Gieten versus smeren

Trilrei - foto Arbouw

Afreimachine mechanisch - foto Arbouw

In het eerste deel van het proefschrift is met behulp van observaties in kaart gebracht of hulpmiddelen – uitgedrukt als andere werkwijzen of technische hulpmiddelen – effectief zijn in het verminderen van de fysieke belasting bij dekvloerenleggers en betonstaalvlechters. Uit de resultaten blijkt dat een andere werkmethode voor dekvloerenleggers – het gieten van een anhydriet-gebonden dekvloer in plaats van het smeren van een zandcement-gebonden dekvloer – resulteert in een lager risico op klachten aan de knie en de lage rug die veroorzaakt worden door het werk.

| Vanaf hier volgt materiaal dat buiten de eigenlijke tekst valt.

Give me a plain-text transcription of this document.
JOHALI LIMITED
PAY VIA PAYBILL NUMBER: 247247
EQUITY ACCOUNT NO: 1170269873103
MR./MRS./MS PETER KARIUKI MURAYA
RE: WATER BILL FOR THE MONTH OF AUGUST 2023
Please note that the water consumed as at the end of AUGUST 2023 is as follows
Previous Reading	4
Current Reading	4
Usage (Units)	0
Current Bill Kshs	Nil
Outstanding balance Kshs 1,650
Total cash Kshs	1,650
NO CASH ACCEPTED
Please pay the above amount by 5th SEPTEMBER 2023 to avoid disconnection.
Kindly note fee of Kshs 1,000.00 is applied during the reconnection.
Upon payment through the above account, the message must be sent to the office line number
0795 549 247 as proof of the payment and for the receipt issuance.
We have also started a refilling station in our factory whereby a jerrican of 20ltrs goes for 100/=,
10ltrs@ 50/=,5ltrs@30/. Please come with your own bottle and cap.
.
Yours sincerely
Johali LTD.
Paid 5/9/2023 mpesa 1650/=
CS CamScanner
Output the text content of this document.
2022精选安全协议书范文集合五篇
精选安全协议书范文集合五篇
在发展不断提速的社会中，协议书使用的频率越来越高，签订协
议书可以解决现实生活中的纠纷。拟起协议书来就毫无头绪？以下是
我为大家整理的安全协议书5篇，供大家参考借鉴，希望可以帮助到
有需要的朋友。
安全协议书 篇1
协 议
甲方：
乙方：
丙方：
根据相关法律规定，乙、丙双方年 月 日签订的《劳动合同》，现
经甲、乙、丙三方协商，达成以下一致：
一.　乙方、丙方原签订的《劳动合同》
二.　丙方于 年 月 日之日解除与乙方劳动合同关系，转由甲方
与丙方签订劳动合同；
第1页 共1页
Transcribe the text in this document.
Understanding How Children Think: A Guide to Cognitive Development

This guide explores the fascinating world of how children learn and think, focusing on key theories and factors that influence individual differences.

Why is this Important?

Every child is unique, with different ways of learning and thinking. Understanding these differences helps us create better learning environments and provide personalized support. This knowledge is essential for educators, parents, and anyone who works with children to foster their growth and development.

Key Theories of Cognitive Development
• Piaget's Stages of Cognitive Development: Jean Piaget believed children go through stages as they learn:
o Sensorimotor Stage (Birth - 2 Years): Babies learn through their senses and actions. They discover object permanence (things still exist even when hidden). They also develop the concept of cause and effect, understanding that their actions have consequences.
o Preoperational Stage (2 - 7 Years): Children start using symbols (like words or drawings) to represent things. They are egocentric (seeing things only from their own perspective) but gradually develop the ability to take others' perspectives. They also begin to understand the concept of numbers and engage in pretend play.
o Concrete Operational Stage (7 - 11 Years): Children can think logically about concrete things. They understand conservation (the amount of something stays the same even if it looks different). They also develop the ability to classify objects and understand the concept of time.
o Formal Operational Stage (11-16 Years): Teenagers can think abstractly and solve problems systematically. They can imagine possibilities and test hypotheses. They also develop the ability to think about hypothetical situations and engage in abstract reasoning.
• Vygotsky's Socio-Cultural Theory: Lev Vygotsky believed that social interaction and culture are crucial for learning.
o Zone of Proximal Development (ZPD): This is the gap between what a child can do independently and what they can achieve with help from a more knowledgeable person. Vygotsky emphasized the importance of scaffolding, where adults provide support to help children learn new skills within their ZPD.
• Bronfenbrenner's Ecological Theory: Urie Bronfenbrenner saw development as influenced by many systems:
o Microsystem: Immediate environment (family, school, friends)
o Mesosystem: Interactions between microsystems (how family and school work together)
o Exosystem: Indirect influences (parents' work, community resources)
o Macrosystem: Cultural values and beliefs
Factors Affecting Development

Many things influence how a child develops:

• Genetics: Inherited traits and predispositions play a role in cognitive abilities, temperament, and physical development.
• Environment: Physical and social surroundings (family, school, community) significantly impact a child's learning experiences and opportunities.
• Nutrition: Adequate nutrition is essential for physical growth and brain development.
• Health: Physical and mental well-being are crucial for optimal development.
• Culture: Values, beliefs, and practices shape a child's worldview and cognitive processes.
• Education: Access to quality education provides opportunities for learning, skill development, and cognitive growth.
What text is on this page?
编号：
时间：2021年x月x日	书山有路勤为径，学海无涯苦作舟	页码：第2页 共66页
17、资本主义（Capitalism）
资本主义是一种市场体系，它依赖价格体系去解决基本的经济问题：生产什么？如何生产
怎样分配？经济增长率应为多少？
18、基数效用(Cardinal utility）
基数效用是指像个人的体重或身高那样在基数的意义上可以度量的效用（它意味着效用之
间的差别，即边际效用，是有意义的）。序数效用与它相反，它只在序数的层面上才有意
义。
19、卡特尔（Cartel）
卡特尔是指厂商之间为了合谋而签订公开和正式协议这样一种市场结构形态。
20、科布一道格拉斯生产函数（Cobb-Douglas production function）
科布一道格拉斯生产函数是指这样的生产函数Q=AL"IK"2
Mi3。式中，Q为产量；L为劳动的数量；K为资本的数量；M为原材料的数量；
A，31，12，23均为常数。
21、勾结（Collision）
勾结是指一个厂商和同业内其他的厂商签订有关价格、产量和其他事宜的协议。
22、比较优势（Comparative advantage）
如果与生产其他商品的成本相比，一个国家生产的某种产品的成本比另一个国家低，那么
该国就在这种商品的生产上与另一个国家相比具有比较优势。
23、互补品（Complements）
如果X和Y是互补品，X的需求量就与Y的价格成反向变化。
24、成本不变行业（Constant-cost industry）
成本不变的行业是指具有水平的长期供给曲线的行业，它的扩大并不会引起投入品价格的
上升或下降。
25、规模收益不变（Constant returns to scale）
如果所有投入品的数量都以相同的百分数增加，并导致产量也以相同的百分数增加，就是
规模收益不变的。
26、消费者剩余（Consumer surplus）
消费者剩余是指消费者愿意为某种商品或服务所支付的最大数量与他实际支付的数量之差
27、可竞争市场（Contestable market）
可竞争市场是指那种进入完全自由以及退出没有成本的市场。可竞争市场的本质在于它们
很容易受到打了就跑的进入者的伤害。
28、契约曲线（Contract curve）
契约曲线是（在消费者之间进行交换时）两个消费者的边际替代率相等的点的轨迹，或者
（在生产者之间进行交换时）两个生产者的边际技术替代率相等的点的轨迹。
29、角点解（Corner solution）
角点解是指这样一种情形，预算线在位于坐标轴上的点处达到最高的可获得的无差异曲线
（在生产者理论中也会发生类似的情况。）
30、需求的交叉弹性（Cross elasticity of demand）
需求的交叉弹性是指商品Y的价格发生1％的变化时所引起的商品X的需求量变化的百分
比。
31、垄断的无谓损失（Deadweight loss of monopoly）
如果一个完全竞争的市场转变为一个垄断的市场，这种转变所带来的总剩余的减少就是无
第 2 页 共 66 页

Twee elektrische reien voor zandcementdekvloerenleggers – een soort matrixprinter die zichzelf voortbeweegt en een trilrei die handmatig voortbewogen moet worden – verminderen beide de tijdsduur van geknield en voorovergebogen werken ten opzichte van de traditionele manier, maar alleen het werken met de trilrei zorgt ervoor dat zandcementdekvloerenleggers de richtlijn van maximaal 60 minuten geknield werken per dag niet meer overschrijden, mede doordat dit hulpmiddel beter toegepast kon worden in woningen. Wanneer deze trilrei volledig wordt gebruikt kan 31% van de knieklachten bij zandcementdekvloerenleggers voorkomen worden.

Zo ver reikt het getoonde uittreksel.